The affidavit says Díaz drove Pelaz’s car to an area under a bridge in Humacao, a municipality that borders Las Piedras. Duprey-Ojeda states Díaz and Pagán set the vehicle on fire with the trans women’s bodies inside it.

“Pagán and Díaz filled the car with trash they found in the surrounding area to make it more flammable and set it on fire with the intention of destroying any and all evidence of their involvement,” reads the affidavit.

The Puerto Rico Police Department on April 29 announced the arrests of Díaz and Pagán in connection with the murders. They are the first two people in Puerto Rico ever charged under the Matthew Shepard and James Byrd Jr. Hate Crimes Prevention Act that then-President Obama signed in 2009.

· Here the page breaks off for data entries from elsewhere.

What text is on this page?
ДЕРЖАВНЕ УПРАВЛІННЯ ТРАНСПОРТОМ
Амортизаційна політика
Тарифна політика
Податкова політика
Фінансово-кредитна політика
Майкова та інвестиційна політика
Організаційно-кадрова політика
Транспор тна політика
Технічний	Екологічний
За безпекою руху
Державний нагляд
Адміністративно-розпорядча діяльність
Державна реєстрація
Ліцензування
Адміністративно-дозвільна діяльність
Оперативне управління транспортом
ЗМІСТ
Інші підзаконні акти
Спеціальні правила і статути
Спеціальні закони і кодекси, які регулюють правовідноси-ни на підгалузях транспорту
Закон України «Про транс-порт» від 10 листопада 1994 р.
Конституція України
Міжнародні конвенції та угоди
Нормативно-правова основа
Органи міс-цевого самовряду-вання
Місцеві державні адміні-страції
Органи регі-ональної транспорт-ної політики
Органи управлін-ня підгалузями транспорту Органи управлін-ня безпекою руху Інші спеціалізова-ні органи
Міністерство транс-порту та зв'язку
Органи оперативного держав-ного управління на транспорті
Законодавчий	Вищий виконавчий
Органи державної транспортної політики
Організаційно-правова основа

The Justice Department says Díaz and Pagán are now in federal custody.

“[Díaz and Pagán] have been charged by a criminal complaint in federal district court with carjacking and with using and carrying a firearm during and in relation to a crime of violence in connection with the death of two transgender individuals,” says the Justice Department in a press release.

Díaz and Pagán could face the death penalty if convicted.

Activists oppose use of death penalty


Velázquez and Pelaz are among the five trans people who have been killed in Puerto Rico so far this year.

Alexa Negrón Luciano, a trans woman who was homeless, was brutally murdered in Toa Alta on Feb. 24, hours after police responded to a report that she was “peeping” on people inside a fast food restaurant’s restroom. Penélope Díaz Ramírez, another trans woman, was killed inside a Bayamón jail on April 13.

Yampi Méndez Arocho, a trans man, was killed in Moca on March 5.

Pedro Julio Serrano, founder of Puerto Rico Para Tod@s, a Puerto Rican LGBTQ advocacy group, and other activists who held a Zoom press conference last week before authorities announced they had arrested Sean Díaz and Pagán noted 10 LGBTQ Puerto Ricans have been murdered over the last 15 months.

Puerto Rico’s hate crimes law includes both sexual orientation and gender identity, but prosecutors in the U.S. commonwealth rarely apply them. Serrano and the other activists who participated in last week’s press conference described the Puerto Rican government’s response to anti-LGBTQ hate crimes as woefully inadequate.

The Broad Committee for the Search for Equity, a coalition of LGBTQ advocacy groups known by the acronym CABE, on Sunday said in a press release that it welcomes the arrest of Sean Díaz and Pagán in connection with the murders of Velázquez and Pelaz. CABE nevertheless notes Puerto Rico’s Constitution prohibits the use of the death penalty and it urged federal authorities not to impose it against Sean Díaz and Pagán if they are convicted.

“The death penalty violates the right to life and it is the most extreme, cruel, inhuman and degrading form of punishment,” said CABE spokesperson Osvaldo Burgos. “The death penalty does not resolve anything. We are not going to put an end to criminality by injecting violence.”